The Invisible Voice: He, She, or Neither?

By Brittany Barnes
SC Staff Writer

A student that I have been sitting next to all semester dresses in masculine clothing, speaks in a masculine tone, and goes by initials only.

I believed the student was male until a few days ago when the student was referred to as “she” by a student assistant.

The student looked uncomfortable and displeased with this label. It is clear that this student identifies with being male regardless of the sex they were born.

The article “Facebook’s Gender Labeling Revoluion” in TIME Magazine tells the story of Eli Erlick.

At 8-years-old, Erlick wanted to be treated like a girl despite being born male.

Teachers refused to let Erlick participate in girls’ gymnastics.

TIME reports, “Eli persisted in wearing lip gloss and skirts.”

I went to high school with a number of males that wore lipstick, wigs, and female clothing who chose to be referred to with feminine pronouns. Most teachers ignored their wishes.

A boy who identified as female was accepted on the cheerleading team by students, but was later kicked off by the staff supervisor.

There are individuals who identify with a gender they were not born into.

There are also some individuals who chose not to identify with neither male nor female.

These people are called “neutral.” Being gender-neutral is not wanting to be called “he,” “she,” “man,” or “woman.”

New York Times reported on February 4, 2015 that the University of Vermont now accepts a third gender: neutral.

“The university allows students to select their own identity — a new first name, regardless of whether they’ve legally changed it, as well as a chosen pronoun.”

A wide range of universities and other institutions are implementing gender-neutral terms, bathrooms, and pronouns.

“They” or “them” is a popular pronoun in gender-neutral community.

Facebook now has a “custom” option when identifying a gender.

When you start typing your preferred gendered there are plenty of options to choose from. “Trans person,” “trans male,” “neither,” “nonconforming,” and “questioning” are just a few.

Boston University, Clark University, New York University, Harvard University, and approximately 30 to 40 other universities have gender-neutral housing.

Northeastern University defines gender-neutral housing as “a housing option in which two or more students share a multiple-occupancy apartment or suite regardless of the students’ sex, gender, gender identity, or gender expression.”

The Huffington Post reports that Northwestern University will be including “all-gender” bathrooms in the upcoming fall.
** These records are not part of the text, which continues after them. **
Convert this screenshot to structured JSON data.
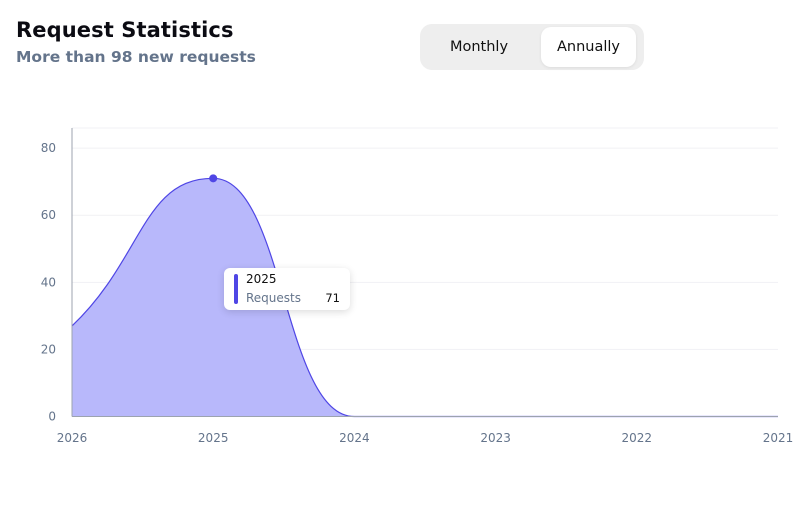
{
  "header": {
    "title": "Request Statistics",
    "subtitle": "More than 98 new requests"
  },
  "toggle": {
    "options": [
      "Monthly",
      "Annually"
    ],
    "selected": "Annually"
  },
  "colors": {
    "series_fill": "#b8b8fb",
    "series_line": "#4f46e5",
    "grid": "#f1f1f4",
    "axis": "#9ca3af"
  },
  "tooltip": {
    "title": "2025",
    "label": "Requests",
    "value": "71"
  },
  "chart_data": {
    "type": "area",
    "x": [
      "2026",
      "2025",
      "2024",
      "2023",
      "2022",
      "2021"
    ],
    "series": [
      {
        "name": "Requests",
        "values": [
          27,
          71,
          0,
          0,
          0,
          0
        ]
      }
    ],
    "ylim": [
      0,
      86
    ],
    "yticks": [
      0,
      20,
      40,
      60,
      80
    ],
    "grid": true,
    "highlight_index": 1,
    "xlabel": "",
    "ylabel": "",
    "title": ""
  }
}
Michelle Margulis, president of the Northwestern’s LGBT student group says, “These are gender-open bathrooms where students of any gender can go in, and use the restroom, and feel safe, regardless of gender expression or gender identity.”

On April 8, 2015, the first “all-gender” restroom was opened in the Eisenhower Executive Office Building within the White House.

CNN states that this new addition is “A symbolic step for the President in order to protect the rights of members of the LGBT community in the workplace.”

When I asked a few students on campus about ESU including gender-neutral terms and bathrooms, I received a lot of “yeahs” but I also received a lot of “nos.”

Student Stephon Seawright states, “In an ideal world, ESU would include gender-neutral bathrooms for students to feel more comfortable. But it’s not an ideal world.”

We should be able to be the person we choose to be and others should respect it, that’s the ideal world.

If I wake up tomorrow and decide I want to cut all my hair off and be called Brian, others should respect me.